Mittwoch, Oktober 30

In Spanien werden neuerdings die Gesprächsprotokolle zwischen Platz- und Videoschiedsrichter veröffentlicht. Dialoge aus einem polemischen Spiel von Real Madrid zeigen, wie sehr sich die Geister des Videobeweises verselbständigt haben.

Wer leitet ein Fussballspiel, der Schiedsrichter auf dem Platz oder der am Bildschirm? Seit der Einführung des Videobeweises beschäftigt diese Frage weltweit die Fans. Interessante Einblicke zu ihrer Beantwortung kommen nun aus Spanien.

Dort werden in einem europaweiten Pionierversuch seit zwei Runden alle Gesprächsprotokolle von Szenen veröffentlicht, bei denen der Videoreferee (VAR) den Platzschiedsrichter zu Überprüfung an den Monitor bittet. Wie auf Bestellung folgte vergangenen Sonntag die umstrittenste Ligapartie seit vielen Jahren: Dank drei VAR-Eingriffen drehte Real Madrid ein 0:2 gegen den Tabellenletzten Almería noch in ein 3:2.

«Ich empfehle dir einen ‹on-field-review›»: Mit diesem Anglizismus rief der VAR Alejandro José Hernández Hernández – ein erfahrener Fifa-Unparteiischer – den Platzschiedsrichter Francisco José Hernández Maeso – einen Neuling in La Liga – binnen zehn Minuten in der zweiten Halbzeit dreimal an den Bildschirm. Zunächst gab es daraufhin Handspenalty für Real zum 1:2, mit dem zweiten Eingriff wurde ein Tor von Almería zum vermeintlichen 1:3 aberkannt und mit dem dritten ein zunächst wegen Hands aberkanntes Tor von Real zum 2:2 für korrekt erklärt. Dreimal also revidierte sich Maeso auf Empfehlung des VAR.

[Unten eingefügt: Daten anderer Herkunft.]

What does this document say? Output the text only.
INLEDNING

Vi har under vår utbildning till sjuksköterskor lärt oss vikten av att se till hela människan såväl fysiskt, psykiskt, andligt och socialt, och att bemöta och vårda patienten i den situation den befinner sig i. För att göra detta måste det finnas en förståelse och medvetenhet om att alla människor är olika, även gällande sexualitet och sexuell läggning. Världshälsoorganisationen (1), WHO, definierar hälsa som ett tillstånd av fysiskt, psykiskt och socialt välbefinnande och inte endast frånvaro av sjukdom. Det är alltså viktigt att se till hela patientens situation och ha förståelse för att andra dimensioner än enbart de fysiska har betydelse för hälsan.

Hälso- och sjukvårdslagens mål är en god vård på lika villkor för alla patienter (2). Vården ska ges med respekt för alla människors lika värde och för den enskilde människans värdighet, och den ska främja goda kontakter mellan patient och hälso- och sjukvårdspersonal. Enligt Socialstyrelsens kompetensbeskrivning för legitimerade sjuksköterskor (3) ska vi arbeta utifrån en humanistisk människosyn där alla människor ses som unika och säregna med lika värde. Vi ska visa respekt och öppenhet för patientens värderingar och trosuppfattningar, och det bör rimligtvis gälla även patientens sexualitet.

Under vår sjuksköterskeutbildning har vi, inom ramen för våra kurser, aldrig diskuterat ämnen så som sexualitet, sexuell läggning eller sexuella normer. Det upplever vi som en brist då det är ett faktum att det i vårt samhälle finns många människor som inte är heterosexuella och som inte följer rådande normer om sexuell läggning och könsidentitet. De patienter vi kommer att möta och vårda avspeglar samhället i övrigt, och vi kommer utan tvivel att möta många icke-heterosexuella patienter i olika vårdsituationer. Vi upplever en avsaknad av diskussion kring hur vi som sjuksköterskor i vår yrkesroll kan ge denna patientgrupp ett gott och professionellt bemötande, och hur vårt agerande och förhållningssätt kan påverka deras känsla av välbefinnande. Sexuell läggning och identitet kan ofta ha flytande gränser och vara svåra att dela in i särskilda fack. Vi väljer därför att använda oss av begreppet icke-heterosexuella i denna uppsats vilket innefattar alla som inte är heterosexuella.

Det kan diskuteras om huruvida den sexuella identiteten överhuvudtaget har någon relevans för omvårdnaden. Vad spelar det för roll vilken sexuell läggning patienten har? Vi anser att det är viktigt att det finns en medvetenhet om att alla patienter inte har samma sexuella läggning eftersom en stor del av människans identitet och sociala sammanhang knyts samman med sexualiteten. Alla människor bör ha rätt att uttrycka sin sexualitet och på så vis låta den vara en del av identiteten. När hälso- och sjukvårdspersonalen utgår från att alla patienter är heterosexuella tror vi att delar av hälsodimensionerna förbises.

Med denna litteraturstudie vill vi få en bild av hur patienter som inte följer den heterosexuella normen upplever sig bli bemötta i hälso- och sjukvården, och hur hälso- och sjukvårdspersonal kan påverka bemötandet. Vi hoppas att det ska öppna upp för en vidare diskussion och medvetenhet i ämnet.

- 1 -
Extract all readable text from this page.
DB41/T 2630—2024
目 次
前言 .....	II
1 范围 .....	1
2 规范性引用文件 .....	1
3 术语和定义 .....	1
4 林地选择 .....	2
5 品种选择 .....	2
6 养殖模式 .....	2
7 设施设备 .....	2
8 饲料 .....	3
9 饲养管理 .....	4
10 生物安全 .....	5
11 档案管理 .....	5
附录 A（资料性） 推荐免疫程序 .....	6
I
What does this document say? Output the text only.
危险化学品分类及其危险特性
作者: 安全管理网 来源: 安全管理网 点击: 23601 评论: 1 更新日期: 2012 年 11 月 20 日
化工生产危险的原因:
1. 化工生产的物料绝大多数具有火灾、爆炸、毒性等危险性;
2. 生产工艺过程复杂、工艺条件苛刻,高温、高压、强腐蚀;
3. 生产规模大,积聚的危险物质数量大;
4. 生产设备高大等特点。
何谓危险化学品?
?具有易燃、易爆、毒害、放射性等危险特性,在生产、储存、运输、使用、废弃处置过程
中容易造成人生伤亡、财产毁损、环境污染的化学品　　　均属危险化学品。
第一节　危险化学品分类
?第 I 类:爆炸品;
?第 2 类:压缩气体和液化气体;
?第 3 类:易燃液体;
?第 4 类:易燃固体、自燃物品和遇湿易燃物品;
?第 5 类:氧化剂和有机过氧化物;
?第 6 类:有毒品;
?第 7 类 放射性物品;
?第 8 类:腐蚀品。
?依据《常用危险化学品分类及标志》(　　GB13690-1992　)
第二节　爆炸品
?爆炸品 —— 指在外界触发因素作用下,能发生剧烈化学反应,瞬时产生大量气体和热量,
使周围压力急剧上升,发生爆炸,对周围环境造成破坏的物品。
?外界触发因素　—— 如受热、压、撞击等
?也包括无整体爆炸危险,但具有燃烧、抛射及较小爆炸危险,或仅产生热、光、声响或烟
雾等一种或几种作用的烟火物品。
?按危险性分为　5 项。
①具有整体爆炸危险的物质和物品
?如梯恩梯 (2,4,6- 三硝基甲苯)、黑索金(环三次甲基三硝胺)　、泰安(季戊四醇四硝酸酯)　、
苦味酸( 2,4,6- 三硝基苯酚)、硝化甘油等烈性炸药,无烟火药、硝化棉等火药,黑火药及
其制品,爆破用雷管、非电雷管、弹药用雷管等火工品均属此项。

Kleine Auswahl an Perspektiven

Dabei waren Maesos Ad-hoc-Entscheidungen auf dem Platz keineswegs unstrittig falsch gewesen. Experten und Berufskollegen analysierten vielmehr, dass er bei der ersten Szene richtig gelegen hatte. Nur bei der zweiten hielten sie die Korrektur nach Videostudium überwiegend für gerechtfertigt. Bei der dritten blieben die Meinungen auch etliche Stunden und unzählige Zeitlupen später geteilt.

Beim ersten Eingriff, der Penaltyszene, zeigte der Videoreferee dem Platzschiedsrichter eine kleine Auswahl von Kameraperspektiven und wies auf ein Hands eines Almería-Spielers hin. Er verlor hingegen kein Wort über vorangehende Foulspiele von Real, die für alle Experten die ursprüngliche Entscheidung Maesas gerechtfertigt hatten. «Warum werden dem Schiedsrichter nicht die anderen Kamerawinkel gezeigt?», fragte UD Almería in einer Reaktion auf seinem X-Konto.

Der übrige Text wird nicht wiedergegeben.